Partie 3 : Un système bâti sur la fraude et la corruption

Avec nos correspondants déployés à l’intérieur du Sénégal et à l’étranger, nous avons pu collecter des informations qui confirment l’impact de la corruption et de la fraude lors de ce référendum. Des religieux, des maires, des électeurs auraient reçu de l’argent. Des responsables du parti au pouvoir auraient acheté des cartes du «NON » de 5.000F à 10.000 FCFA. Des vivres auraient été distribués dans les quartiers pauvres pour acheter des votes. Pour un régime qui avait fait la lutte contre la corruption son cheval de bataille, c’est intriguant. La corruption a été déterminante durant cette compétition électorale. Les exemples qui le prouvent sont nombreux.

A Touba, les responsables du parti au pouvoir s’accusent parce qu’une partie du financement aurait été détournée par un des responsables. Omar Ndiaye alias «Angloma » responsable APR à Mbacké s’en est même violemment pris à Moustapha Cissé Lo vice-président à l’Assemblée Nationale, Sadaga Seck Député de l’APR et Gallo Ba qu’il a accusé de détournement des fonds de campagne. Selon des sources variées, 10 millions de FCFA ont été donnés aux responsables de Touba en plus d’une rallonge de 5 autres millions comme appui selon Omar Ndiaye «Angloma» interrogé par «Baolinfo». Si chaque section de l’APR a reçu 15 millions de FCFA, quel devrait être le montant exact mobilisé au niveau national ? A ce montant, faudrait-il ajouter l’argent offert à d’autres individus.
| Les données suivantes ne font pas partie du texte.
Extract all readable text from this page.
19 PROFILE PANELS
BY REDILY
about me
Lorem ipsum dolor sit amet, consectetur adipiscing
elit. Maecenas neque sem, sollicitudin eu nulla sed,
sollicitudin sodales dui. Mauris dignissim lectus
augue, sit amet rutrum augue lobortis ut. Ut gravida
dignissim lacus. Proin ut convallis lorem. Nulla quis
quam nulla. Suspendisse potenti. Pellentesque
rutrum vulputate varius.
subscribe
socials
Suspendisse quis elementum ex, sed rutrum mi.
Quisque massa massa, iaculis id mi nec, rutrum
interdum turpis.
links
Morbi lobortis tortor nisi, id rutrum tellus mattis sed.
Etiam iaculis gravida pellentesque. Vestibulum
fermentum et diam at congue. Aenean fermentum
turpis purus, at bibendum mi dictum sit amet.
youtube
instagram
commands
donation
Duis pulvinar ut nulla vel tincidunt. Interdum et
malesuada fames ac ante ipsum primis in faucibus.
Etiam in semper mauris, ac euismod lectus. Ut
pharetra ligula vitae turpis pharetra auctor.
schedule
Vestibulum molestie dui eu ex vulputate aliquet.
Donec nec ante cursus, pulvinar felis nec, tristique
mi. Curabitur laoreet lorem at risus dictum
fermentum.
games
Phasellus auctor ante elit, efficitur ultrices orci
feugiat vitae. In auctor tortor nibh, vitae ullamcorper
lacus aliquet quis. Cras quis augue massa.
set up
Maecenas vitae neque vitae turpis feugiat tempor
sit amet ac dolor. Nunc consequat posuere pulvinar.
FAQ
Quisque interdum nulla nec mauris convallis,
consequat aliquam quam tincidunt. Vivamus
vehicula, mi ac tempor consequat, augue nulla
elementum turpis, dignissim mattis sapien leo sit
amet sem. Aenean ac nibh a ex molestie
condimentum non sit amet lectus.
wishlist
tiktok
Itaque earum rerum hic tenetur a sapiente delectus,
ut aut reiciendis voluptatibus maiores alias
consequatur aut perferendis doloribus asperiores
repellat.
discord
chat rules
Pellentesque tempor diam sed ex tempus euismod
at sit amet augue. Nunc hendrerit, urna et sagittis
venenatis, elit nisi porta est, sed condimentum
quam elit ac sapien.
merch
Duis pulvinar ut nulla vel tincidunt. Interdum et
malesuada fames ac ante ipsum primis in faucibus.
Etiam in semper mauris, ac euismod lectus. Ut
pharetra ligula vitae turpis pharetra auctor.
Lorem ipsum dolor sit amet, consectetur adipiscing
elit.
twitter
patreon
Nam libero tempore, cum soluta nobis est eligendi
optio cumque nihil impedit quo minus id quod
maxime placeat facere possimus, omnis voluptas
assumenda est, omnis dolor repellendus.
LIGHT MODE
45 millions remis à des Elus locaux de Mbacké

-30 millions remis aux femmes du PDS de Guédiawaye

-2 millions (par personne) remis à plusieurs jeunes de l’UJTL de Guédiawaye

-2 à 3 millions aux organes de base du Parti au pouvoir

-5 millions à de jeunes marabouts de Touba

-50 millions à des lutteurs

«Ils ont donné de l’argent aux populations jusqu’à 5.000F par jour » a dénoncé le Député Maire de Mermoz Barthélémy DIAS.

Ils ont distribué de l’argent, du riz jusqu’à deux heures du matin. Ils ont versé de l’argent à des groupements, des ASC » a fustigé Moussa SY Maire des Parcelles Assainies. Plusieurs religieux, Elus locaux, personnes influentes, sportifs, responsables de parti de l’Opposition ont reçu de l’argent pour battre campagne pour la victoire du «OUI».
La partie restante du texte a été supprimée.